Not only do companies need better training, they’re asking Roxanne for customized assistance. “‘We love your courses for off-the-shelf stuff,’” she says companies tell her. “‘But the way we do it at Company X, we need to have like some really specific five-minute training on leaves of absence.’”

Growth in HR and Work Tech 

More than $22 billion of venture capital has flowed to HR and work tech startups in the past two years, showing how important people technology is to business success.

"Whether you believe in remote, hybrid, in-office, people are now much more comfortable with the adoption of high-quality software tools to aid or replace what used to be less effective, less customizable sort of services models," Hunter says.

Businesses are increasingly investing in HR tech in two ways, Hunter says. One is the back office — things like payroll, that you need to have just to function or meet the law’s requirements.
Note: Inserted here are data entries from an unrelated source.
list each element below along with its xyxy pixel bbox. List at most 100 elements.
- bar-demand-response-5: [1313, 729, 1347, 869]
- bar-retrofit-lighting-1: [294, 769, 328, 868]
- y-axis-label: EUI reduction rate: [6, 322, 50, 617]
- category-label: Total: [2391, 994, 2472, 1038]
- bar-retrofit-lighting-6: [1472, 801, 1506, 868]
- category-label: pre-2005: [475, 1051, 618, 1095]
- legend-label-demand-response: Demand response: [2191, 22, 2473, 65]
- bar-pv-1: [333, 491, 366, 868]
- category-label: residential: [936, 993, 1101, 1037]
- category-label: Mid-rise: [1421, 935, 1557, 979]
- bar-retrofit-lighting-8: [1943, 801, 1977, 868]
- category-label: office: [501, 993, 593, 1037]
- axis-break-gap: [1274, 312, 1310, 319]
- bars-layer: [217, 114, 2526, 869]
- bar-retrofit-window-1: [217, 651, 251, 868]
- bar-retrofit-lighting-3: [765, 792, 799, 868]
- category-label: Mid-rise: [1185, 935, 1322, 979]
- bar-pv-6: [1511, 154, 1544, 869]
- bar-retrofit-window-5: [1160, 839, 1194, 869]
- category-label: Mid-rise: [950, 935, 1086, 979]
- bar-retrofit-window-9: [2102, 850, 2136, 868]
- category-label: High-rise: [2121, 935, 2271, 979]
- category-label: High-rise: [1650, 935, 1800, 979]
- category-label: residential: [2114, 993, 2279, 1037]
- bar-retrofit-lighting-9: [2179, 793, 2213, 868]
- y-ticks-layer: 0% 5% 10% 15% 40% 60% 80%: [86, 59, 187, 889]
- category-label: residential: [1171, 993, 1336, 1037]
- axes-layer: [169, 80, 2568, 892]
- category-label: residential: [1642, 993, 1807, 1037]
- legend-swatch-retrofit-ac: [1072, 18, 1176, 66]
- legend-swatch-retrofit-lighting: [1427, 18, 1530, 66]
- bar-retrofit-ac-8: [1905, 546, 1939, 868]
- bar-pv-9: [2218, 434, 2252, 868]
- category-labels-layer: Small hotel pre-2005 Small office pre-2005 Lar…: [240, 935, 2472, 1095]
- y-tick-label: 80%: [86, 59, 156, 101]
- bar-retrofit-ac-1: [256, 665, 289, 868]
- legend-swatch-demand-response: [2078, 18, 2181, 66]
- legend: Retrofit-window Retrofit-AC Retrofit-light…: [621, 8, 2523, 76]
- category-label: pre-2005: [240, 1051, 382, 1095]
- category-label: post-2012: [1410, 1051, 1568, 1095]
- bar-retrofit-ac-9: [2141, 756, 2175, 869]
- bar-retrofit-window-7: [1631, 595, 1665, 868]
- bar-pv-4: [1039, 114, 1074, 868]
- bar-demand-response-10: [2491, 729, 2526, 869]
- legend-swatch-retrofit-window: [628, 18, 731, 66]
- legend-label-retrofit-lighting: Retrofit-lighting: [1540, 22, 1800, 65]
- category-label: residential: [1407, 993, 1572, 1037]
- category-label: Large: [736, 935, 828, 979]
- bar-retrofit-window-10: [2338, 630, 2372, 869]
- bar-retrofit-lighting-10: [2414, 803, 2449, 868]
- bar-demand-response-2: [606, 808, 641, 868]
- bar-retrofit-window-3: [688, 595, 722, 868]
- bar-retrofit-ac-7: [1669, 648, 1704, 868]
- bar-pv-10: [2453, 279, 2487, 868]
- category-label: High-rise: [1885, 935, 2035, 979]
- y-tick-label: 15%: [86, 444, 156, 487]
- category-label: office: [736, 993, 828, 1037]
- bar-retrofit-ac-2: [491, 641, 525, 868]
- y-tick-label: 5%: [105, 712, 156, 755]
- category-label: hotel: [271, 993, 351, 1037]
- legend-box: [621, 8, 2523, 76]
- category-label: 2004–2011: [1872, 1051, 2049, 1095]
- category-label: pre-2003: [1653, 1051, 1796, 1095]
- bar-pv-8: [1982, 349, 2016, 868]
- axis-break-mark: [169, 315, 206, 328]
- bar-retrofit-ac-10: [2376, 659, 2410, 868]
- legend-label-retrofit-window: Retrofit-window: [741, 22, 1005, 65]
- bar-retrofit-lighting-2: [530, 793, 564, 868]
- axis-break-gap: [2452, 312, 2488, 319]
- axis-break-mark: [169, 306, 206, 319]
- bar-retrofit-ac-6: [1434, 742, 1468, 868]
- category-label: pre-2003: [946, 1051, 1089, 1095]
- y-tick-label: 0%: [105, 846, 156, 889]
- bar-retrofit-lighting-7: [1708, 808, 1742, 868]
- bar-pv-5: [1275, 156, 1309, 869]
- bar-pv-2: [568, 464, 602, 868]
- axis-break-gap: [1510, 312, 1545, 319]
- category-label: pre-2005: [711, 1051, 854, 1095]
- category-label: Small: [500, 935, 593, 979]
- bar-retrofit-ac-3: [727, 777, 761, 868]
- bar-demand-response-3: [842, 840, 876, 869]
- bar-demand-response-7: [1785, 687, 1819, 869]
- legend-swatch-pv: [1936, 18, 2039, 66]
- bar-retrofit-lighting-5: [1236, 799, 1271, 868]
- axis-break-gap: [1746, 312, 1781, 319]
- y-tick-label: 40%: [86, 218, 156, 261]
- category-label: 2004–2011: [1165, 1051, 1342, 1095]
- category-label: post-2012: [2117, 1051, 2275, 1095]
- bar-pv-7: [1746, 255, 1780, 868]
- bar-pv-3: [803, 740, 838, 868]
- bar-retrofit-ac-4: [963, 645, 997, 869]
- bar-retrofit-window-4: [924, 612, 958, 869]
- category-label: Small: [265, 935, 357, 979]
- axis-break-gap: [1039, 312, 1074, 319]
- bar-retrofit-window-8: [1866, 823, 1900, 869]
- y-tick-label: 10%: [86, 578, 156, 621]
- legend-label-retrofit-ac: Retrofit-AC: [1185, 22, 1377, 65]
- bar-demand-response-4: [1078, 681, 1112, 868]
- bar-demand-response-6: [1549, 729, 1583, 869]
The other is the front office. “Those usually involve culture feedback, training, management, one-on-ones, team building,” Hunter says. Your company can ignore these responsibilities, but you probably won’t fare well.

What excites Hunter about Ethena is that it not only delivers training but helps companies match their compliance training needs to where they are in their life cycle. “It's actually looking at the efficacy of preventing these issues … how we deliver it when we deliver this so that it's individual-appropriate, company-appropriate,-stage appropriate,” he says.

The Value of the Investor-Founder Relationship

Homebrew’s mission has always been to “find founders who were working on problems that were large, urgent and valuable, and of personal importance to them, and then supply them with some capital.”

This is something that he found in working with Roxanne and her co-founder and chief technology officer, Anne Solmssen. 

“She’s excellent at … understanding when the buck stops with you as a CEO, but also when you have to trust that you’ve hired great people and they can make the decision,” Hunter says.

Roxanne and Hunter’s working relationship has flourished because they recognize and respect each other’s perspectives. Roxanne appreciates how Hunter leads with questions, not solutions. “I think that [investors] can do best when they're really like partnering with a company to figure out the solution versus just sort of saying, like, ‘I've got pattern recognition, I've seen this, here's the answer,’” Roxanne says.

Hunter also praises Roxanne for being able to adjust her leadership as Ethena grows. “She’s not just building a company that is going to be valuable,” Hunter says, “but a company that’s going to be valuable that she’s going to be the leader of for the foreseeable future.”